Восемь без пяти. Готовы все юнкера, наряженные на бал. («Что за глупое слово, – думает Александров, – „наряженные“. Точно нас нарядили в испанские костюмы».) Перчатки вымыты, высушены у камина; их пальцы распялены деревянными расправилками. Все шестеро, в ожидании лошадей, сидят тесно на ближних к выходу койках. Тут же примостился и Дрозд. Он дает последние наставления:
– Следите за своим ножом и вилкой и опрятностью на тарелке, если позовут вас ужинать. Рыбу – только вилкой; можете помогать хлебной корочкой. Птицу в руки не брать. Ешь небольшими кусками, чтобы не быть с полным ртом, когда соседка обратится к тебе с разговором. Девчонкам глупостей не врать, всякие чувства побоку и э-к черту-с. Начальнице и генералам кланяться придворным поклоном, как учил танцмейстер. Если начальница протянет руку, приложись, но, склонившись, не чмокай. За старшего Рихтер. Вот и все. Завидую вам.
– Поехали бы с нами, господин капитан, – говорит Александров.
– Э-куда мне. Стар.
Довод печальный, но для юнкеров убедительный. Дрозду тридцать шесть лет. Действительно, в эгоистичном измерении юнкеров, это – глубокая старость. Александров, например, твердо решил дожить только до тридцати лет, а потом застрелиться. Стоит ли продолжать жить древним старцем, хладеющим развалиной?
– Вы еще совсем молоды, господин капитан, – говорит с лицемерным сочувствием цветущий армянин Карганов.
Дрозд машет рукой.
– Где уж!.. куда уж!..
Уедут юнкера туда, где свет, музыка, цветы, прелестные девушки, духи, танцы, легкий смех, а Дрозд пойдет в свою казенную холостую квартиру, где, кроме денщика, ждут его только два живых существа, две черные дворняжки, без признаков какой бы то ни было породы: э-Мальчик и э-Цыган. Говорят, что Дрозд выпивает по ночам в одиночку.

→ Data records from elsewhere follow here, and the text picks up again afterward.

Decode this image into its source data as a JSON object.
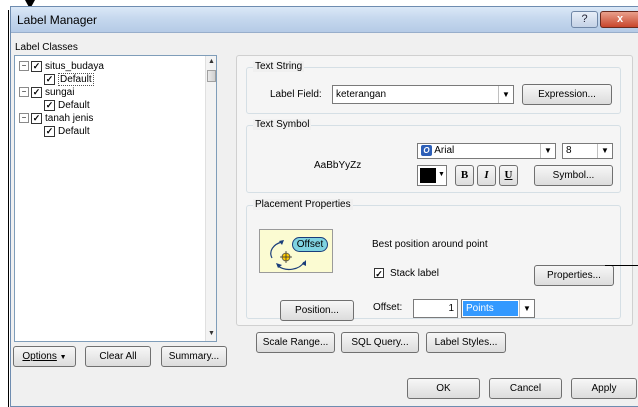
{
  "window": {
    "title": "Label Manager",
    "help_glyph": "?",
    "close_glyph": "x"
  },
  "label_classes": {
    "heading": "Label Classes",
    "tree": [
      {
        "label": "situs_budaya",
        "level": 0
      },
      {
        "label": "Default",
        "level": 1,
        "selected": true
      },
      {
        "label": "sungai",
        "level": 0
      },
      {
        "label": "Default",
        "level": 1
      },
      {
        "label": "tanah jenis",
        "level": 0
      },
      {
        "label": "Default",
        "level": 1
      }
    ],
    "options_button": "Options",
    "clear_all_button": "Clear All",
    "summary_button": "Summary..."
  },
  "text_string": {
    "title": "Text String",
    "label_field_label": "Label Field:",
    "label_field_value": "keterangan",
    "expression_button": "Expression..."
  },
  "text_symbol": {
    "title": "Text Symbol",
    "preview": "AaBbYyZz",
    "font_value": "Arial",
    "size_value": "8",
    "bold": "B",
    "italic": "I",
    "underline": "U",
    "symbol_button": "Symbol..."
  },
  "placement": {
    "title": "Placement Properties",
    "image_label": "Offset",
    "description": "Best position around point",
    "stack_label": "Stack label",
    "stack_checked": true,
    "properties_button": "Properties...",
    "position_button": "Position...",
    "offset_label": "Offset:",
    "offset_value": "1",
    "offset_unit": "Points"
  },
  "bottom_buttons": {
    "scale_range": "Scale Range...",
    "sql_query": "SQL Query...",
    "label_styles": "Label Styles..."
  },
  "dialog_buttons": {
    "ok": "OK",
    "cancel": "Cancel",
    "apply": "Apply"
  },
  "colors": {
    "accent": "#3399ff",
    "text_color_swatch": "#000000",
    "title_bar": "#c6d8ee"
  }
}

Служитель быстро взбегает по лестнице и навытяжку останавливается перед Дроздом:
– Лошади поданы, ваше высокоблагородие.
– Ну, с богом, – говорит Дрозд, вставая. – Верю, что поддержите блеск и славу родного училища. После танцев сразу на мороз не выходите. Остыньте сначала. Рихтер, ты за этим присмотришь.

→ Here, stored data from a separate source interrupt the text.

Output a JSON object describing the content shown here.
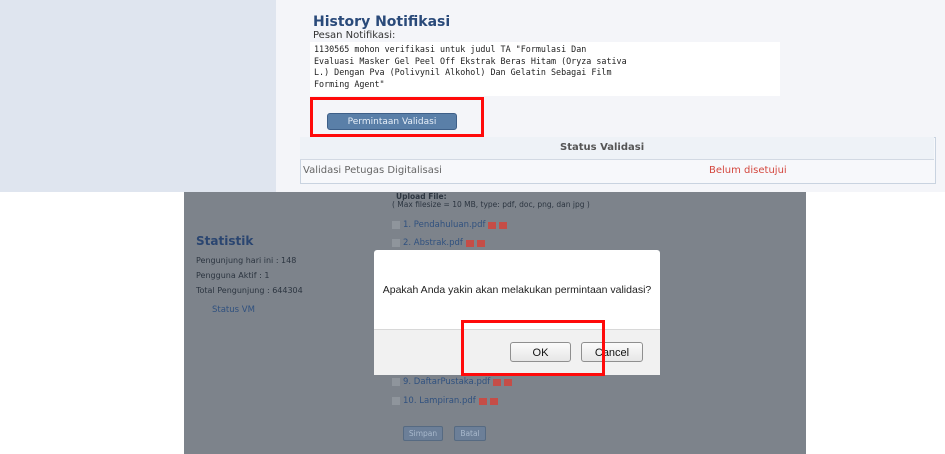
{
  "history": {
    "title": "History Notifikasi",
    "label": "Pesan Notifikasi:",
    "message_lines": [
      "1130565 mohon verifikasi untuk judul TA \"Formulasi Dan",
      "Evaluasi Masker Gel Peel Off Ekstrak Beras Hitam (Oryza sativa",
      "L.) Dengan Pva (Polivynil Alkohol) Dan Gelatin Sebagai Film",
      "Forming Agent\""
    ],
    "button": "Permintaan Validasi",
    "status_title": "Status Validasi",
    "status_name": "Validasi Petugas Digitalisasi",
    "status_value": "Belum disetujui"
  },
  "sidebar": {
    "title": "Statistik",
    "lines": [
      "Pengunjung hari ini : 148",
      "Pengguna Aktif : 1",
      "Total Pengunjung : 644304"
    ],
    "link": "Status VM"
  },
  "upload": {
    "label": "Upload File:",
    "note": "( Max filesize = 10 MB, type: pdf, doc, png, dan jpg )",
    "files": [
      "1. Pendahuluan.pdf",
      "2. Abstrak.pdf",
      "9. DaftarPustaka.pdf",
      "10. Lampiran.pdf"
    ],
    "buttons": [
      "Simpan",
      "Batal"
    ]
  },
  "dialog": {
    "message": "Apakah Anda yakin akan melakukan permintaan validasi?",
    "ok": "OK",
    "cancel": "Cancel"
  },
  "colors": {
    "highlight": "#ff0a0a",
    "status_pending": "#d4473e",
    "overlay": "#7d838b"
  }
}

– Слушаю, господин капитан.
А служитель, коренной, всезнающий москвич, возбужденно шепчет сбоку юнкерам:
– Четыре тройки от Ечкина. Ечкинские тройки. Серые в яблоках. Не лошади, а львы. Ямщик грозится: «Господ юнкеров так прокачу, что всю жизнь помнить будут». Вы уж там, господа, сколотитесь ему на чаишко. Сам Фотоген Павлыч на козлах.